Le ton décapant de son auteur se retrouve toujours dans ses films, courts comme longs, et si avec Mutants Aliens on avait touché du doigt le summum du débile jouissif, avec Hair High, sorti en 2006, Plympton avait voulu faire plus : plus de décors, plus de personnages, plus d’ambiances, plus de voix connues au casting... Après de longs mois à animer comme à son habitude les milliers de dessins nécessaires à la réalisation de ses films, Bill Plympton livrait avec Hair High, dont on pouvait voir la progression via une webcam sur son site officiel, une comédie "aigre-amère" sur les années lycées. Déjà le processus dramatique prenait de l’ampleur, une ampleur qui se confirme aujourd’hui avec le ton et l’ambiance de Idiots and angels.
De l’aveu même du réalisateur, Hair High n’a pas obtenu le résultat escompté en salles. C’est pourquoi Idiots and angels peut surprendre : peu de personnages, très peu de décors. Bill Plympton n’a cette fois pas recherché la débauche de moyens. Il s’est concentré sur ses personnages, ses dessins, ses ambiances. Et force est de constater que cette application lui sied bien : l’histoire de Angel, cadre dynamique déprimé toujours prêt à faire à un mauvais coup, nous plait car elle se concentre sur tous les petits détails de son quotidien, d’une manière particulièrement sincère. Le personnage est grincheux au réveil soit, mais il est surtout très envieux de la belle blonde tenancière du bar qu’il hante. Son comportement totalement obscène vis-à-vis d’elle dans un premier temps nous gène, à la limite d’en faire un sale type. Et pourtant, grâce à toutes les petites choses que nous savons de lui, nous savons qu’il ne l’est pas.

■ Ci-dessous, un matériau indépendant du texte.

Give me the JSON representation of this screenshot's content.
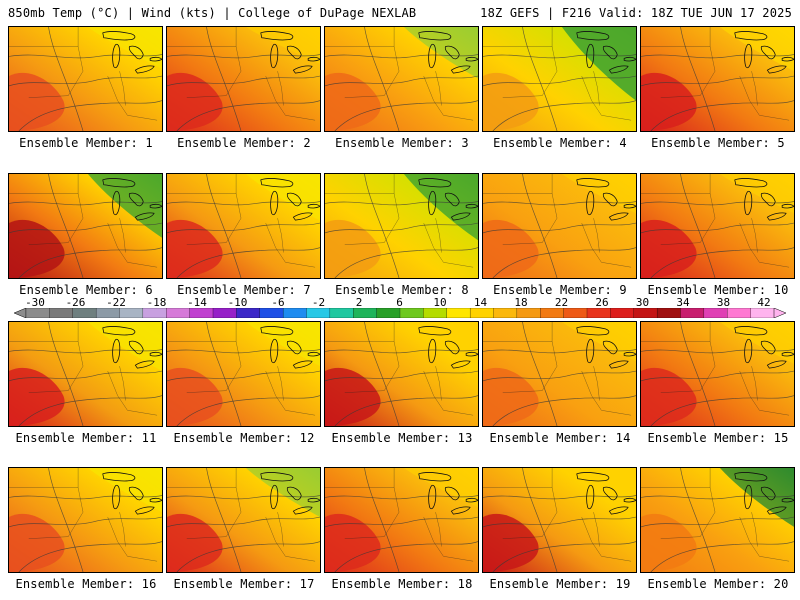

L’ange, bon ou idiot ? La grande force de Idiots and angels est indéniablement le style plymptonien. Il utilise constamment les possibilités de l’animation pour déformer l’espace et le temps à sa guise, pour récréer un univers et nous le rendre plus familier. La proximité déformée entre personnages ou au sein même d’un seul être nous indique leurs relations. Si les déformations de Plympton nous apportent une (re)lecture à l’action, elles sont évidemment aussi là pour nous faire rire. Dès qu’il en a l’occasion, Bill ne s’en prive pas, et ce pour notre plus grand plaisir. A noter que le film est absolument sans aucun dialogue, ce qui marche parfaitement.
Si les décors ou personnages, toujours réalisés au crayon, ne sont pas - nous le savons - du style le plus soigné, ils sont suffisamment évocateurs et fonctionnement parfaitement. Il m’est arrivé plus d’une fois de me sentir totalement absorbé par le traitement des couleurs, par les dégradés ou encore le superbe travail sur la lumière... et de me rendre compte que cette magie opère avec vraiment un minimum d’éléments à l’écran. Les ambiances lumineuses sont donc particulièrement impressionnantes et l’animation des personnages prend tout son sens sur le papier.
L’ange, bon ou idiot ? Idiots and angels est beaucoup plus sérieux que ses précédents films. L’humour est pourtant loin de le déserter. Au contraire, dans une trame plus posée et contemplative (les plans et les actions prennent leur temps, loin des frénésies d’antan), l’humour vient surprendre à chaque détour de plan. La folie n’est pas absente. L’absurde parfois même. La palette des sentiments, tout en étant très large, s’unifie parfaitement. L’histoire prend constamment des virages inattendus, et se permet des ambiances rares.
Idiots and angels semble donc être ainsi un film de la maturité pour Bill Plympton. Mais on aurait peur de le vexer en disant cela : tous ses films relevaient un challenge. Celui de Idiots and angels, de combiner tant d’émotions et de parfaire une beauté plastique brute, semble être largement réussi. Bill Plympton mérite largement des applaudissements, et j’ai été content de pouvoir les lui donner lors de la projection avant-première de son film au cinéma Méliès de Montreuil.